Rate Limiting Metrics

  • limitador_ratelimit_requests_total: Total number of rate limit requests
  • limitador_ratelimit_allowed_total: Number of requests allowed
  • limitador_ratelimit_denied_total: Number of requests denied
  • limitador_ratelimit_errors_total: Number of rate limiting errors

Performance Metrics

  • limitador_ratelimit_duration_seconds: Duration of rate limit checks
  • limitador_ratelimit_active_connections: Number of active connections
  • limitador_ratelimit_cache_hits_total: Cache hit rate
  • limitador_ratelimit_cache_misses_total: Cache miss rate

Tier-Based Metrics

  • limitador_ratelimit_tier_requests_total: Requests per tier
  • limitador_ratelimit_tier_allowed_total: Allowed requests per tier
  • limitador_ratelimit_tier_denied_total: Denied requests per tier

ServiceMonitor Configuration

For automatic discovery of services, use ServiceMonitor resources:

apiVersion: monitoring.coreos.com/v1
kind: ServiceMonitor
metadata:
  name: limitador-monitor
  namespace: monitoring
spec:
  selector:
    matchLabels:
      app: limitador
  endpoints:
  - port: metrics
    interval: 10s
    path: /metrics

High Availability for MaaS Metrics

For production deployments where metric persistence across pod restarts and scaling events is critical, you should configure Limitador to use Redis as a backend storage solution.
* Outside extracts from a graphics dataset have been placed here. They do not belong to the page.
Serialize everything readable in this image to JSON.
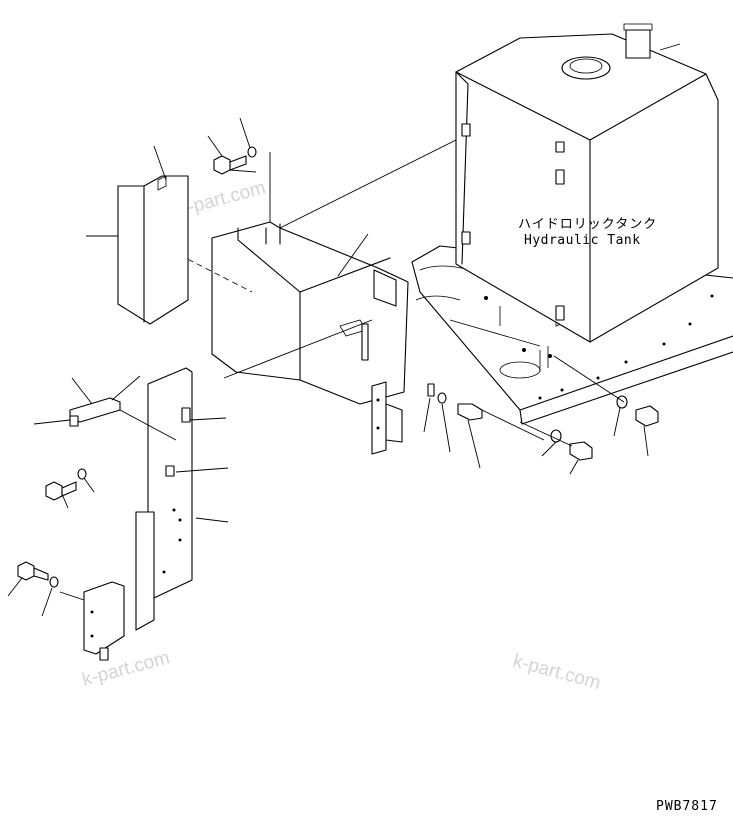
{
  "watermark": "k-part.com",
  "labels": {
    "tank_jp": "ハイドロリックタンク",
    "tank_en": "Hydraulic Tank"
  },
  "drawing_number": "PWB7817",
  "colors": {
    "line": "#000000",
    "background": "#ffffff",
    "watermark": "#d4d4d4"
  }
}
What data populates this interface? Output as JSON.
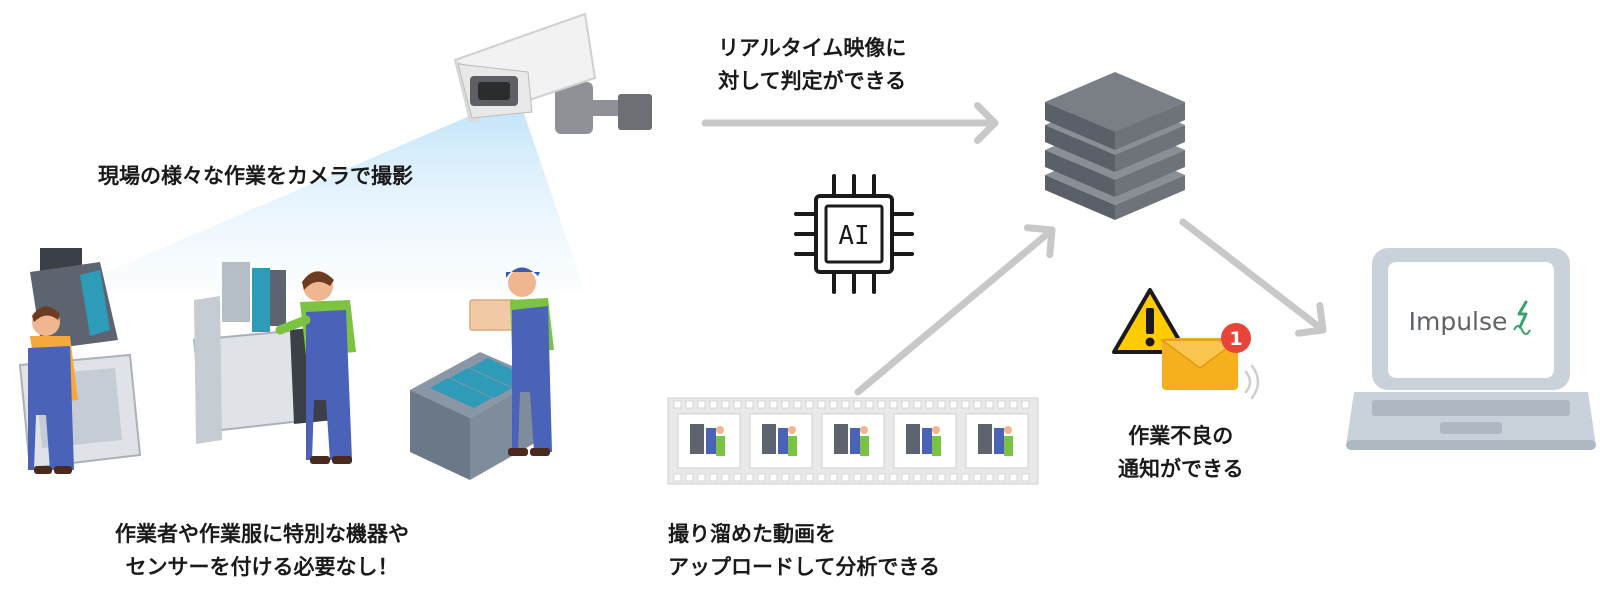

Why High Availability Matters

By default, Limitador stores rate-limiting counters in memory, which means:

  • All hit counts are lost when pods restart
  • Metrics reset when pods are rescheduled or scaled down
  • No persistence across cluster maintenance or updates

Setting Up Persistent Metrics

To enable persistent metric counts, refer to the detailed guide:

Configuring Redis storage for rate limiting

This Red Hat documentation provides:

  • Step-by-step Redis configuration for OpenShift
  • Secret management for Redis credentials
  • Limitador custom resource updates
  • Production-ready setup instructions

For local development and testing, you can also use our Limitador Persistence guide which includes a basic Redis setup script that works with any Kubernetes cluster.

Grafana Dashboards

MaaS Platform Overview Dashboard

We are providing a basic dashboard for the MaaS Platform that can be used to get a quick overview of the system. Its definition can be found and imported from the following link: maas-token-metrics-dashboard.json

See more detailed description of the Grafana Dashboard in its README of the repository.